Clark Gable Height

The only reason they come to see me is that I know that life is great, and they know I know it.

~ Clark Gable

The one-time king of Hollywood, Clark Gable is remembered for his impressive work in memorable movies such as It Happened One Night (1934), Bounty, Teacher's Pet (1958), But Not for Me (1959), Call of the Wild (1935), Key to the City (1950), and Mogambo (1953). But perhaps Clark's best role was as Rhett Butler in the historical romance drama Gone with the Wind (1939).

About Clark Gable's Real Height

No doubt Clark Gable was a big and well-proportioned man, but was he really 6'1" as his height is listed all over the internet? Tall, dark, and handsome.

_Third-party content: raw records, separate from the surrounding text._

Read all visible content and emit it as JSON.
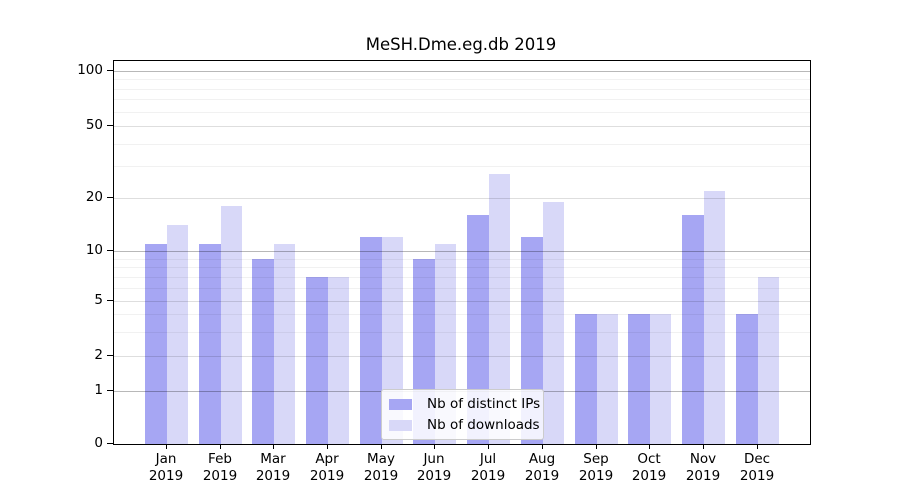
{
  "chart_data": {
    "type": "bar",
    "title": "MeSH.Dme.eg.db 2019",
    "categories": [
      "Jan",
      "Feb",
      "Mar",
      "Apr",
      "May",
      "Jun",
      "Jul",
      "Aug",
      "Sep",
      "Oct",
      "Nov",
      "Dec"
    ],
    "category_year": "2019",
    "series": [
      {
        "name": "Nb of distinct IPs",
        "color": "#a6a6f3",
        "values": [
          11,
          11,
          9,
          7,
          12,
          9,
          16,
          12,
          4,
          4,
          16,
          4
        ]
      },
      {
        "name": "Nb of downloads",
        "color": "#d8d8f8",
        "values": [
          14,
          18,
          11,
          7,
          12,
          11,
          27,
          19,
          4,
          4,
          22,
          7
        ]
      }
    ],
    "xlabel": "",
    "ylabel": "",
    "ylim": [
      0,
      100
    ],
    "yscale": "log-like (0,1,2,5,10,20,50,100)",
    "y_axis": {
      "labeled_ticks": [
        0,
        1,
        2,
        5,
        10,
        20,
        50,
        100
      ],
      "major_grid_values": [
        1,
        10,
        100
      ],
      "medium_grid_values": [
        2,
        5,
        20,
        50
      ],
      "minor_grid_values": [
        3,
        4,
        6,
        7,
        8,
        9,
        30,
        40,
        60,
        70,
        80,
        90
      ]
    },
    "grid": true,
    "legend_position": "inside-bottom-center"
  }
}
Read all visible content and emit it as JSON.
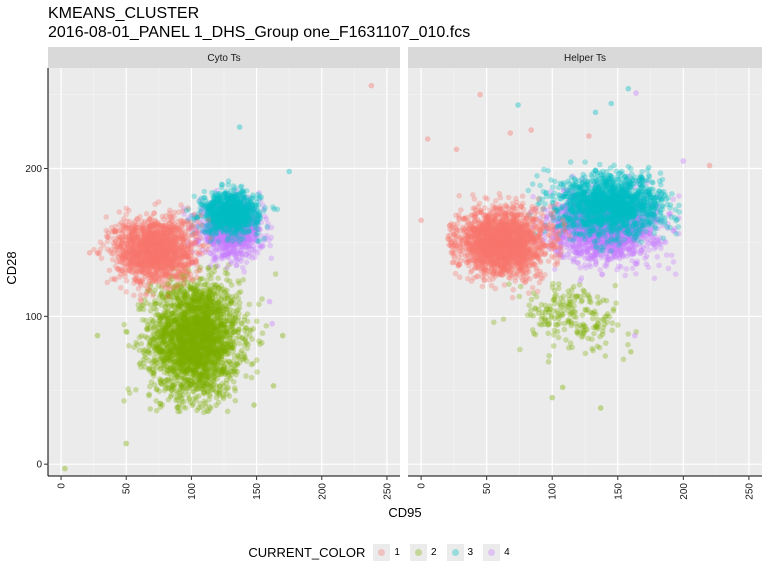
{
  "header": {
    "title_line1": "KMEANS_CLUSTER",
    "title_line2": "2016-08-01_PANEL 1_DHS_Group one_F1631107_010.fcs"
  },
  "chart_data": {
    "type": "scatter",
    "xlabel": "CD95",
    "ylabel": "CD28",
    "xlim": [
      -10,
      260
    ],
    "ylim": [
      -8,
      268
    ],
    "x_ticks": [
      0,
      50,
      100,
      150,
      200,
      250
    ],
    "x_tick_labels": [
      "0",
      "50",
      "100",
      "150",
      "200",
      "250"
    ],
    "y_ticks": [
      0,
      100,
      200
    ],
    "y_tick_labels": [
      "0",
      "100",
      "200"
    ],
    "grid": true,
    "legend_title": "CURRENT_COLOR",
    "legend_position": "bottom",
    "series_colors": {
      "1": "#F8766D",
      "2": "#7CAE00",
      "3": "#00BFC4",
      "4": "#C77CFF"
    },
    "legend_entries": [
      {
        "key": "1",
        "label": "1",
        "color": "#F8766D"
      },
      {
        "key": "2",
        "label": "2",
        "color": "#7CAE00"
      },
      {
        "key": "3",
        "label": "3",
        "color": "#00BFC4"
      },
      {
        "key": "4",
        "label": "4",
        "color": "#C77CFF"
      }
    ],
    "facets": [
      {
        "label": "Cyto Ts",
        "clusters": [
          {
            "key": "1",
            "center": [
              72,
              145
            ],
            "spread": [
              15,
              11
            ],
            "n": 1600,
            "xr": [
              25,
              115
            ],
            "yr": [
              110,
              178
            ]
          },
          {
            "key": "2",
            "center": [
              103,
              85
            ],
            "spread": [
              17,
              20
            ],
            "n": 2600,
            "xr": [
              40,
              170
            ],
            "yr": [
              35,
              135
            ]
          },
          {
            "key": "3",
            "center": [
              130,
              170
            ],
            "spread": [
              11,
              7
            ],
            "n": 900,
            "xr": [
              95,
              175
            ],
            "yr": [
              150,
              198
            ]
          },
          {
            "key": "4",
            "center": [
              130,
              158
            ],
            "spread": [
              12,
              9
            ],
            "n": 1000,
            "xr": [
              90,
              178
            ],
            "yr": [
              130,
              185
            ]
          }
        ],
        "outliers": [
          {
            "key": "2",
            "x": 3,
            "y": -3
          },
          {
            "key": "2",
            "x": 50,
            "y": 14
          },
          {
            "key": "2",
            "x": 28,
            "y": 87
          },
          {
            "key": "2",
            "x": 170,
            "y": 87
          },
          {
            "key": "2",
            "x": 148,
            "y": 40
          },
          {
            "key": "2",
            "x": 163,
            "y": 53
          },
          {
            "key": "3",
            "x": 137,
            "y": 228
          },
          {
            "key": "3",
            "x": 175,
            "y": 198
          },
          {
            "key": "1",
            "x": 238,
            "y": 256
          },
          {
            "key": "1",
            "x": 22,
            "y": 143
          },
          {
            "key": "4",
            "x": 160,
            "y": 110
          },
          {
            "key": "4",
            "x": 162,
            "y": 95
          }
        ]
      },
      {
        "label": "Helper Ts",
        "clusters": [
          {
            "key": "1",
            "center": [
              62,
              150
            ],
            "spread": [
              17,
              11
            ],
            "n": 2000,
            "xr": [
              20,
              125
            ],
            "yr": [
              110,
              185
            ]
          },
          {
            "key": "2",
            "center": [
              115,
              100
            ],
            "spread": [
              20,
              12
            ],
            "n": 220,
            "xr": [
              50,
              165
            ],
            "yr": [
              60,
              125
            ]
          },
          {
            "key": "3",
            "center": [
              145,
              175
            ],
            "spread": [
              20,
              10
            ],
            "n": 1700,
            "xr": [
              70,
              200
            ],
            "yr": [
              140,
              205
            ]
          },
          {
            "key": "4",
            "center": [
              140,
              160
            ],
            "spread": [
              20,
              11
            ],
            "n": 1700,
            "xr": [
              70,
              200
            ],
            "yr": [
              115,
              195
            ]
          }
        ],
        "outliers": [
          {
            "key": "2",
            "x": 100,
            "y": 45
          },
          {
            "key": "2",
            "x": 137,
            "y": 38
          },
          {
            "key": "2",
            "x": 108,
            "y": 52
          },
          {
            "key": "2",
            "x": 160,
            "y": 76
          },
          {
            "key": "1",
            "x": 5,
            "y": 220
          },
          {
            "key": "1",
            "x": 45,
            "y": 250
          },
          {
            "key": "1",
            "x": 68,
            "y": 224
          },
          {
            "key": "1",
            "x": 220,
            "y": 202
          },
          {
            "key": "1",
            "x": 0,
            "y": 165
          },
          {
            "key": "1",
            "x": 27,
            "y": 213
          },
          {
            "key": "1",
            "x": 84,
            "y": 226
          },
          {
            "key": "1",
            "x": 128,
            "y": 222
          },
          {
            "key": "3",
            "x": 74,
            "y": 243
          },
          {
            "key": "3",
            "x": 158,
            "y": 254
          },
          {
            "key": "3",
            "x": 145,
            "y": 244
          },
          {
            "key": "3",
            "x": 133,
            "y": 238
          },
          {
            "key": "4",
            "x": 164,
            "y": 251
          },
          {
            "key": "4",
            "x": 163,
            "y": 87
          },
          {
            "key": "4",
            "x": 200,
            "y": 205
          }
        ]
      }
    ]
  }
}
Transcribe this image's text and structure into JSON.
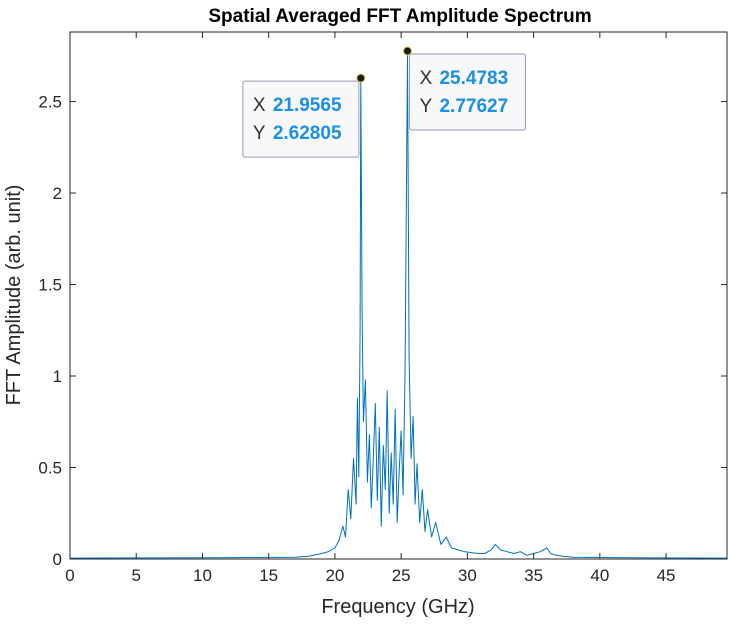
{
  "chart_data": {
    "type": "line",
    "title": "Spatial Averaged FFT Amplitude Spectrum",
    "xlabel": "Frequency (GHz)",
    "ylabel": "FFT Amplitude (arb. unit)",
    "xlim": [
      0,
      49.6
    ],
    "ylim": [
      0,
      2.88
    ],
    "xticks": [
      0,
      5,
      10,
      15,
      20,
      25,
      30,
      35,
      40,
      45
    ],
    "yticks": [
      0,
      0.5,
      1,
      1.5,
      2,
      2.5
    ],
    "xtick_labels": [
      "0",
      "5",
      "10",
      "15",
      "20",
      "25",
      "30",
      "35",
      "40",
      "45"
    ],
    "ytick_labels": [
      "0",
      "0.5",
      "1",
      "1.5",
      "2",
      "2.5"
    ],
    "grid": false,
    "series": [
      {
        "color": "#0072bd",
        "x": [
          0,
          5,
          10,
          14,
          17,
          18,
          19,
          19.5,
          20,
          20.3,
          20.6,
          20.8,
          21,
          21.2,
          21.4,
          21.6,
          21.7,
          21.8,
          21.9,
          21.9565,
          22.05,
          22.15,
          22.3,
          22.45,
          22.6,
          22.75,
          22.9,
          23.05,
          23.2,
          23.35,
          23.5,
          23.65,
          23.8,
          23.95,
          24.1,
          24.25,
          24.4,
          24.55,
          24.7,
          24.85,
          25.0,
          25.15,
          25.3,
          25.4783,
          25.6,
          25.75,
          25.9,
          26.05,
          26.2,
          26.4,
          26.6,
          26.8,
          27.0,
          27.3,
          27.6,
          28.0,
          28.4,
          28.8,
          29.3,
          29.8,
          30.3,
          30.8,
          31.3,
          31.8,
          32.1,
          32.5,
          33.0,
          33.5,
          34.0,
          34.5,
          35.0,
          35.5,
          36.0,
          36.3,
          36.7,
          37.2,
          38,
          40,
          45,
          49.6
        ],
        "y": [
          0.005,
          0.006,
          0.007,
          0.008,
          0.01,
          0.015,
          0.03,
          0.04,
          0.06,
          0.1,
          0.18,
          0.12,
          0.38,
          0.22,
          0.55,
          0.3,
          0.88,
          0.45,
          1.25,
          2.62805,
          1.35,
          0.75,
          0.98,
          0.42,
          0.68,
          0.28,
          0.55,
          0.85,
          0.32,
          0.72,
          0.18,
          0.62,
          0.38,
          0.92,
          0.25,
          0.58,
          0.3,
          0.82,
          0.2,
          0.48,
          0.7,
          0.35,
          1.05,
          2.77627,
          1.1,
          0.55,
          0.78,
          0.3,
          0.52,
          0.2,
          0.38,
          0.15,
          0.27,
          0.12,
          0.2,
          0.08,
          0.12,
          0.06,
          0.05,
          0.04,
          0.035,
          0.03,
          0.03,
          0.05,
          0.08,
          0.05,
          0.04,
          0.03,
          0.04,
          0.02,
          0.03,
          0.04,
          0.06,
          0.03,
          0.02,
          0.015,
          0.01,
          0.008,
          0.006,
          0.005
        ]
      }
    ],
    "datatips": [
      {
        "x_key": "X",
        "x_val": "21.9565",
        "y_key": "Y",
        "y_val": "2.62805",
        "x": 21.9565,
        "y": 2.62805,
        "side": "left"
      },
      {
        "x_key": "X",
        "x_val": "25.4783",
        "y_key": "Y",
        "y_val": "2.77627",
        "x": 25.4783,
        "y": 2.77627,
        "side": "right"
      }
    ]
  }
}
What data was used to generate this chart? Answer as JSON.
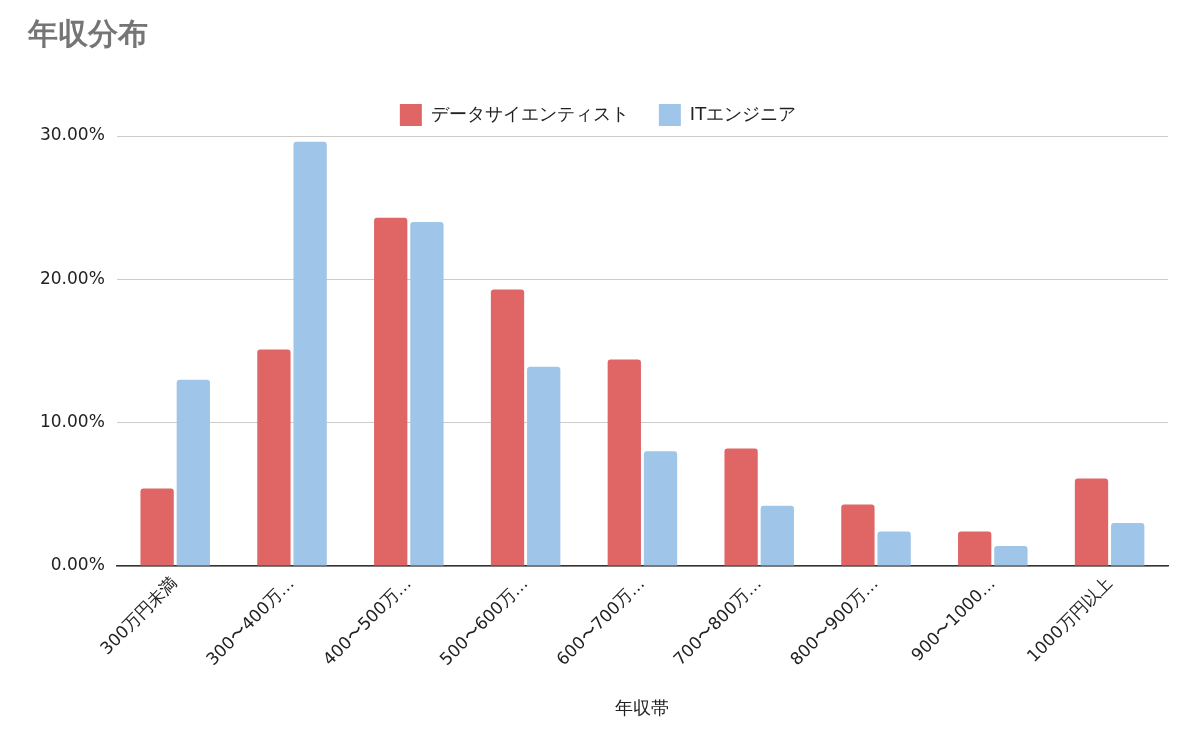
{
  "chart_data": {
    "type": "bar",
    "title": "年収分布",
    "xlabel": "年収帯",
    "categories": [
      "300万円未満",
      "300〜400万…",
      "400〜500万…",
      "500〜600万…",
      "600〜700万…",
      "700〜800万…",
      "800〜900万…",
      "900〜1000…",
      "1000万円以上"
    ],
    "series": [
      {
        "name": "データサイエンティスト",
        "color": "#e06666",
        "values": [
          5.4,
          15.1,
          24.3,
          19.3,
          14.4,
          8.2,
          4.3,
          2.4,
          6.1
        ]
      },
      {
        "name": "ITエンジニア",
        "color": "#9fc5e8",
        "values": [
          13.0,
          29.6,
          24.0,
          13.9,
          8.0,
          4.2,
          2.4,
          1.4,
          3.0
        ]
      }
    ],
    "ylim": [
      0,
      30
    ],
    "yticks": [
      {
        "value": 0,
        "label": "0.00%"
      },
      {
        "value": 10,
        "label": "10.00%"
      },
      {
        "value": 20,
        "label": "20.00%"
      },
      {
        "value": 30,
        "label": "30.00%"
      }
    ],
    "grid": "y",
    "legend": "top"
  }
}
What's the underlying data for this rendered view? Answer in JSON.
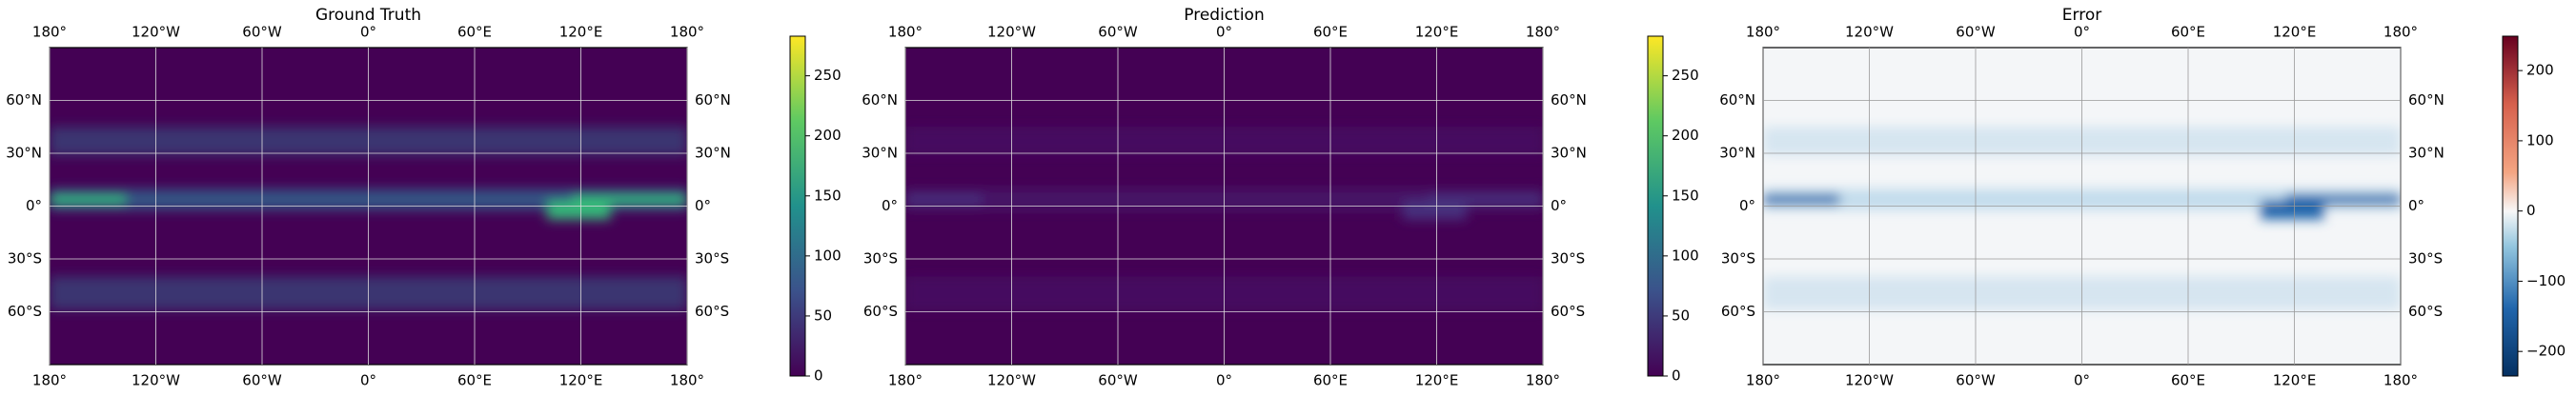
{
  "panels": [
    {
      "title": "Ground Truth",
      "cmap": "viridis",
      "xlim": [
        -180,
        180
      ],
      "ylim": [
        -90,
        90
      ],
      "xticks": [
        {
          "value": -180,
          "label": "180°"
        },
        {
          "value": -120,
          "label": "120°W"
        },
        {
          "value": -60,
          "label": "60°W"
        },
        {
          "value": 0,
          "label": "0°"
        },
        {
          "value": 60,
          "label": "60°E"
        },
        {
          "value": 120,
          "label": "120°E"
        },
        {
          "value": 180,
          "label": "180°"
        }
      ],
      "yticks": [
        {
          "value": 60,
          "label": "60°N"
        },
        {
          "value": 30,
          "label": "30°N"
        },
        {
          "value": 0,
          "label": "0°"
        },
        {
          "value": -30,
          "label": "30°S"
        },
        {
          "value": -60,
          "label": "60°S"
        }
      ],
      "colorbar": {
        "lim": [
          0,
          283
        ],
        "ticks": [
          0,
          50,
          100,
          150,
          200,
          250
        ]
      }
    },
    {
      "title": "Prediction",
      "cmap": "viridis",
      "xlim": [
        -180,
        180
      ],
      "ylim": [
        -90,
        90
      ],
      "xticks": [
        {
          "value": -180,
          "label": "180°"
        },
        {
          "value": -120,
          "label": "120°W"
        },
        {
          "value": -60,
          "label": "60°W"
        },
        {
          "value": 0,
          "label": "0°"
        },
        {
          "value": 60,
          "label": "60°E"
        },
        {
          "value": 120,
          "label": "120°E"
        },
        {
          "value": 180,
          "label": "180°"
        }
      ],
      "yticks": [
        {
          "value": 60,
          "label": "60°N"
        },
        {
          "value": 30,
          "label": "30°N"
        },
        {
          "value": 0,
          "label": "0°"
        },
        {
          "value": -30,
          "label": "30°S"
        },
        {
          "value": -60,
          "label": "60°S"
        }
      ],
      "colorbar": {
        "lim": [
          0,
          283
        ],
        "ticks": [
          0,
          50,
          100,
          150,
          200,
          250
        ]
      }
    },
    {
      "title": "Error",
      "cmap": "RdBu_r",
      "xlim": [
        -180,
        180
      ],
      "ylim": [
        -90,
        90
      ],
      "xticks": [
        {
          "value": -180,
          "label": "180°"
        },
        {
          "value": -120,
          "label": "120°W"
        },
        {
          "value": -60,
          "label": "60°W"
        },
        {
          "value": 0,
          "label": "0°"
        },
        {
          "value": 60,
          "label": "60°E"
        },
        {
          "value": 120,
          "label": "120°E"
        },
        {
          "value": 180,
          "label": "180°"
        }
      ],
      "yticks": [
        {
          "value": 60,
          "label": "60°N"
        },
        {
          "value": 30,
          "label": "30°N"
        },
        {
          "value": 0,
          "label": "0°"
        },
        {
          "value": -30,
          "label": "30°S"
        },
        {
          "value": -60,
          "label": "60°S"
        }
      ],
      "colorbar": {
        "lim": [
          -235,
          249
        ],
        "ticks": [
          {
            "value": -200,
            "label": "−200"
          },
          {
            "value": -100,
            "label": "−100"
          },
          0,
          100,
          200
        ]
      }
    }
  ]
}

Clark Gable did once mention his height as 6 feet 2 inches but perhaps he was measured in shoes because the report of his physical examination in the army listed his height as 6 ft ½ inch (184 cm) and 6 ft ¼ inch (183 cm).

Even if Clark Gable was not really 6'2", he would still have looked as tall as a 6'2" man would look in our time because the average height of people in the US (and the world) was a bit lower back then.

Here is how Clark Gable stood with his fellow Hollywood pantheons: Humphrey Bogart was 5 feet 8 inches tall and had to wear lifts inside his shoes almost all his career.

Jimmy Stewart was clearly taller than Clark Gable at 6 feet 3 inches.

Gary Cooper and John Wayne were far taller than Clark Gable at 6 feet 4 inches.

The real height of Clark Gable was

6 ft ½ in (184 cm)

Clark Gable standing with Humphrey Bogart and Marlon Brando
Clark Gable with Humphrey "The Great" Bogart (5'8"), and wide-shouldered Marlon Brando (5'9")

The things a man has to have are hope and confidence in himself against the odds, and sometimes he needs somebody, his pal or his mother or his wife or God, to give him that confidence. He's got to have some inner standards worth fighting for or there won't be any way to bring him into conflict. And he must be ready to choose death before dishonor without making too much song and dance about it. That's all there is to it.